There is an implicit acknowledgement here that students are not always the best, but they might be the best available. It should also be noted that all law clinics have some kind of supervisory system, with practitioners or university staff being on hand to advise the student advisers where necessary. Expertise and insight can also be brought to bear very quickly in areas of concern to young people and students, with housing and consumer law being key practice areas. Beyond that, and with due credit to Churchill, the further assurances students can offer are blood, toil, tears and sweat; that might even be viewed as a challenge to some paid advisers.
If that was a slight on the legal profession, it was but a passing one. As noted above, lawyers should not feel threatened by student law clinics, in fact I would rather hope they might be moved to help the law clinic movement. Granted, there are not many professions that can be relied on to devote time or money to projects that will not serve as a shrewd investment, but the educational benefit to the future members of the legal profession (and the happy social justice by-product for society as a whole) provides an alternative badge as a cause worth supporting.
These points, and more, were discussed at a conference organised at the University of the West of Scotland in Paisley (with the support of the Higher Education Authority) in June, which conference also provided the platform to launch the Scottish University Law Clinic Network. This network, drawing together the law clinics that operate out of the universities of Aberdeen, Dundee, Edinburgh, Strathclyde and University of the West of Scotland , gives the opportunity to publicise our respective activities, share good practices and (it is hoped) inspire others to start up similar projects in other areas.
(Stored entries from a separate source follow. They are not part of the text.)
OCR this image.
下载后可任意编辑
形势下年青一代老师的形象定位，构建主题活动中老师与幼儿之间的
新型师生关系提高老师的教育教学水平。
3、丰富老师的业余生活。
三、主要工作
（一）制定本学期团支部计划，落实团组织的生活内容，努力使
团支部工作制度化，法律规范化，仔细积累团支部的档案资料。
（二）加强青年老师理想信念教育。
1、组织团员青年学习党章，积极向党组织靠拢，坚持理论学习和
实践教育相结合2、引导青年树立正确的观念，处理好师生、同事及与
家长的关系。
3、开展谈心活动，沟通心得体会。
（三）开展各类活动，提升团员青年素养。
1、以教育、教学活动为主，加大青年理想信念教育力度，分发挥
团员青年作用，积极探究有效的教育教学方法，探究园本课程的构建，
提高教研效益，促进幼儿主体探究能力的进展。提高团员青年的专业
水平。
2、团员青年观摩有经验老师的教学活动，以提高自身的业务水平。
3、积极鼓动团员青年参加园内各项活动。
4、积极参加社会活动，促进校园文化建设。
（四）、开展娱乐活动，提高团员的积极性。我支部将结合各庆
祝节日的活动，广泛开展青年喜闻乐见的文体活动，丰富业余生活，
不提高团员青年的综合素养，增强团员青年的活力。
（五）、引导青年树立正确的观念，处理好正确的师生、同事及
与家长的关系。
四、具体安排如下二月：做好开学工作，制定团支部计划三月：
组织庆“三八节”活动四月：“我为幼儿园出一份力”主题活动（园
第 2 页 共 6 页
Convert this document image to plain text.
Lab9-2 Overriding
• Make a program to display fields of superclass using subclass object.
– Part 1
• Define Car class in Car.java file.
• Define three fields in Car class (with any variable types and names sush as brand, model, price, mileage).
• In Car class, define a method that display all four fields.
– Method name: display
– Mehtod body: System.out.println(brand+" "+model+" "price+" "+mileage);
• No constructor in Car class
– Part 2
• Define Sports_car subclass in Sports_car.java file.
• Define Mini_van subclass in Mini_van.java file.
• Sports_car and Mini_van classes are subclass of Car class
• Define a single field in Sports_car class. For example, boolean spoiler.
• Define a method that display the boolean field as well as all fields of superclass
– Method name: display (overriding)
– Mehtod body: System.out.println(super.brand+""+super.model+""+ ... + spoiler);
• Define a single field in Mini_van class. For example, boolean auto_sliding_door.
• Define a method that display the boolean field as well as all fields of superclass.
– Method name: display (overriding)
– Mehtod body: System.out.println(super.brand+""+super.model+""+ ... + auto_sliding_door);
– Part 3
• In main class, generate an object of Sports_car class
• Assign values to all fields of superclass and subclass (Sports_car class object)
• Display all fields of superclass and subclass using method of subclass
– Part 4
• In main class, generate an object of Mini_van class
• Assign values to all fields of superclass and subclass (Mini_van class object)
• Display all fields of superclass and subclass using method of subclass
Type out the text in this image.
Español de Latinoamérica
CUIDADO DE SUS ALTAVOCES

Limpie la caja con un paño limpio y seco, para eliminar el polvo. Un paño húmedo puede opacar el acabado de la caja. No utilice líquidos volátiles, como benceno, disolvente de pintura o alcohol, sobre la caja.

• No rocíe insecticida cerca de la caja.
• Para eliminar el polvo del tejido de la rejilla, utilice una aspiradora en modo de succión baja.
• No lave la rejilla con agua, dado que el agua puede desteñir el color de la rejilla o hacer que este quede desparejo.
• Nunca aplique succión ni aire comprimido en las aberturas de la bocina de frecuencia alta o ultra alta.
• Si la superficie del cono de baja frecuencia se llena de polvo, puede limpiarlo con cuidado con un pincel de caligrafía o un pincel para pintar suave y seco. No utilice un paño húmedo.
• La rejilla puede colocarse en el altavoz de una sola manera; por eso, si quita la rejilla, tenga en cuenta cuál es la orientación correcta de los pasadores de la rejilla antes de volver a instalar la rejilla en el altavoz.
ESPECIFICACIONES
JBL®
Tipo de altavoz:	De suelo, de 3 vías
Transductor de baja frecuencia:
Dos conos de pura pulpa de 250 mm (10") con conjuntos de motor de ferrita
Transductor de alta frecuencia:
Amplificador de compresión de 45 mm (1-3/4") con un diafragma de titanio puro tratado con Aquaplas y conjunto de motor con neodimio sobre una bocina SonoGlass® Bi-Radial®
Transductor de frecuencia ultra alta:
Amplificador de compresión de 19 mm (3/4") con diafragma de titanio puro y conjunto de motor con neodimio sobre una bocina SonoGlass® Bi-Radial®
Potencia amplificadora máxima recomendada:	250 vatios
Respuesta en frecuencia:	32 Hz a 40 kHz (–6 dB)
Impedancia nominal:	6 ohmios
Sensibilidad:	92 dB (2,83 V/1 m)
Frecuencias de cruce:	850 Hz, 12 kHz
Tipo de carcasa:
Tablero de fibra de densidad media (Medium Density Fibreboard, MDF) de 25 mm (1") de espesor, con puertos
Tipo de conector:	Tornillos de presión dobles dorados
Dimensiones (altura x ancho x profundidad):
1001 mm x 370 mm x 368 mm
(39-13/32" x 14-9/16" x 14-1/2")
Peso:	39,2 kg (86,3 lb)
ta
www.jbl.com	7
Aspirational as this may be, I do not think anyone has the impression that this network or law clinics generally somehow arm students with rounds of magic bullets that will address society’s unmet legal need. There is every chance this blog will wind-up certain of its readers. Commoditisers might think law is simply a product and the market should simply be allowed to operate, although many others would take issue with that view. Those in need of advice may think of law clinics as some kind of pacifying sop. Certain law students might do likewise, or may prefer to volunteer at a local charity or Citizens’ Advice Bureau. Even campaigners who have dedicated their lives to social justice might not be uncritical fans of everything law clinics do, or they may feel law clinics should not be required to take up the slack from a neglectful state. Wind-up blogs may have their place, but that was not necessarily my intention. Rather, it was to highlight that there may be a safety valve to help those who feel no-one else can help them. Many people already aware of that safety valve have benefited from a free, local service conducted by enthusiastic agents on their behalf. Although there might not be a lawyer in the house, there are people in the neighbourhood who will do all they can to help.
[UPDATE: I have a book review of Alan Paterson’s “Lawyers and the Public Good: Democracy in Action?” in the 2012 edition of the Edinburgh Law Review, which is accessible (to some with suitable privileges) here or in hard copy at (2012) EdinLR 16 466-468. I might add the book itself is very reasonably priced for a law book and not particularly long either. I would commend it to you.]